In Kriegszeiten sind besondere Wellen in der Luft, deren Schwingungen den davon Ergriffenen seltsam verwandeln, daß er dem Kaltgebliebenen unverständlich wird und seinerseits auf diesen als auf ein Wesen niederer Ordnung heruntersieht. Bei romanischen Völkern führt dieser Zustand zu blindwütiger Tollheit, die einmal entfesselt nicht mehr zur Ruhe kommt, den Germanen ergreift er nur vorübergehend, aber er ist unwiderstehlich, solange er dauert. 106 Ist es eine göttliche Neubeseelung, ein »Stirb und Werde« oder ein Rückfall ins Dämonisch-Naturhafte? Nur der Dichter kann es in Worte fassen, dieses Sichhingebenmüssen um jeden Preis, das Verglühenwollen auf dem Scheiterhaufen, Sichauflösen ins Ganze, Nichtsmehrseinwollen als auftauchende Wellenkrone im bewegten Ozean. »Das wunderbare Sehnen dem Abgrund zu«, nennt es der Seher unter Deutschlands Dichtern.
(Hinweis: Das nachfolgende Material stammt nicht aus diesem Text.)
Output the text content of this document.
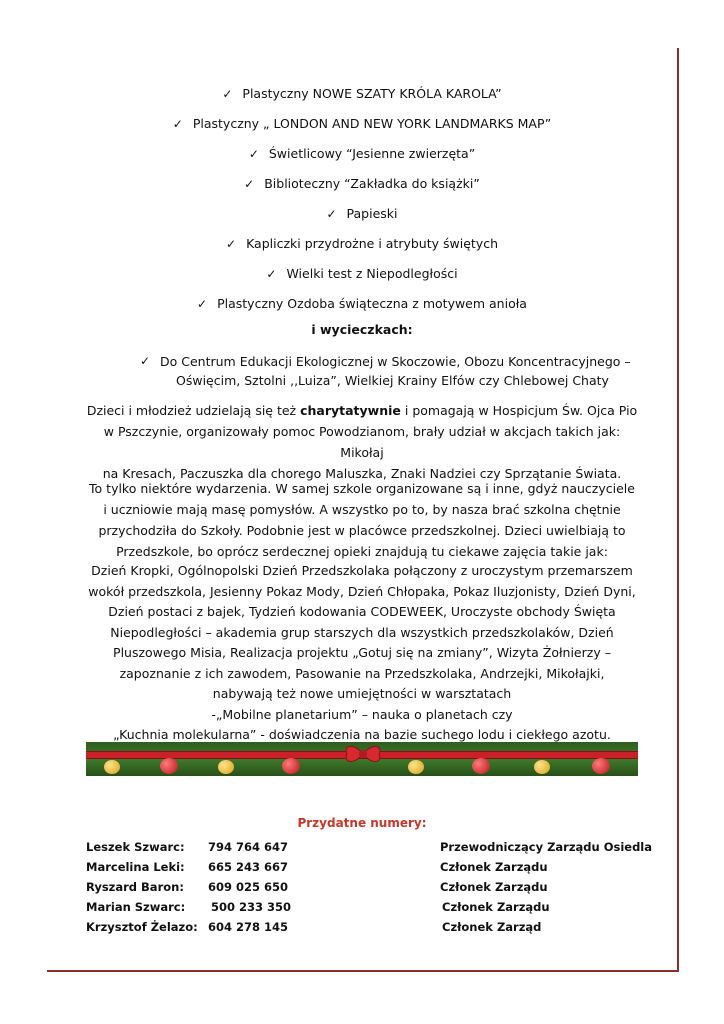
✓ Plastyczny NOWE SZATY KRÓLA KAROLA”
✓ Plastyczny „ LONDON AND NEW YORK LANDMARKS MAP”
✓ Świetlicowy “Jesienne zwierzęta”
✓ Biblioteczny “Zakładka do książki”
✓ Papieski
✓ Kapliczki przydrożne i atrybuty świętych
✓ Wielki test z Niepodległości
✓ Plastyczny Ozdoba świąteczna z motywem anioła
i wycieczkach:
✓ Do Centrum Edukacji Ekologicznej w Skoczowie, Obozu Koncentracyjnego –
Oświęcim, Sztolni ,,Luiza”, Wielkiej Krainy Elfów czy Chlebowej Chaty
Dzieci i młodzież udzielają się też charytatywnie i pomagają w Hospicjum Św. Ojca Pio
w Pszczynie, organizowały pomoc Powodzianom, brały udział w akcjach takich jak: Mikołaj
na Kresach, Paczuszka dla chorego Maluszka, Znaki Nadziei czy Sprzątanie Świata.
To tylko niektóre wydarzenia. W samej szkole organizowane są i inne, gdyż nauczyciele
i uczniowie mają masę pomysłów. A wszystko po to, by nasza brać szkolna chętnie
przychodziła do Szkoły. Podobnie jest w placówce przedszkolnej. Dzieci uwielbiają to
Przedszkole, bo oprócz serdecznej opieki znajdują tu ciekawe zajęcia takie jak:
Dzień Kropki, Ogólnopolski Dzień Przedszkolaka połączony z uroczystym przemarszem
wokół przedszkola, Jesienny Pokaz Mody, Dzień Chłopaka, Pokaz Iluzjonisty, Dzień Dyni,
Dzień postaci z bajek, Tydzień kodowania CODEWEEK, Uroczyste obchody Święta
Niepodległości – akademia grup starszych dla wszystkich przedszkolaków, Dzień
Pluszowego Misia, Realizacja projektu „Gotuj się na zmiany”, Wizyta Żołnierzy –
zapoznanie z ich zawodem, Pasowanie na Przedszkolaka, Andrzejki, Mikołajki,
nabywają też nowe umiejętności w warsztatach
-„Mobilne planetarium” – nauka o planetach czy
„Kuchnia molekularna” - doświadczenia na bazie suchego lodu i ciekłego azotu.
Przydatne numery:
Leszek Szwarc: 794 764 647	Przewodniczący Zarządu Osiedla
Marcelina Leki: 665 243 667	Członek Zarządu
Ryszard Baron: 609 025 650	Członek Zarządu
Marian Szwarc: 500 233 350	Członek Zarządu
Krzysztof Żelazo: 604 278 145	Członek Zarząd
Auch ich sehnte mich so in jenen Tagen, und wenn ich heute in kühlgewordener Luft dieses Gefühl nicht mehr nachfühle, so möchte ich es nicht um alles in meiner Erinnerung missen; mein Leben wäre um eine große Menschheitserfahrung ärmer. Mein Landsmann ließ sich von der Welle fortreißen und bot sich dem bayrischen Heer als Kriegsteilnehmer an; ich kämpfte dabei einen schweren Kampf. Aber gewissenhaft, wie es dem Durchschnittsmenschen zukommt, gedachte ich meiner Verpflichtungen gegen meine Braut und hielt am Schreibtisch aus, indem ich dem »Herald« eine Reihe von Stimmungsberichten schrieb, worin das Erlebte weiterzitterte.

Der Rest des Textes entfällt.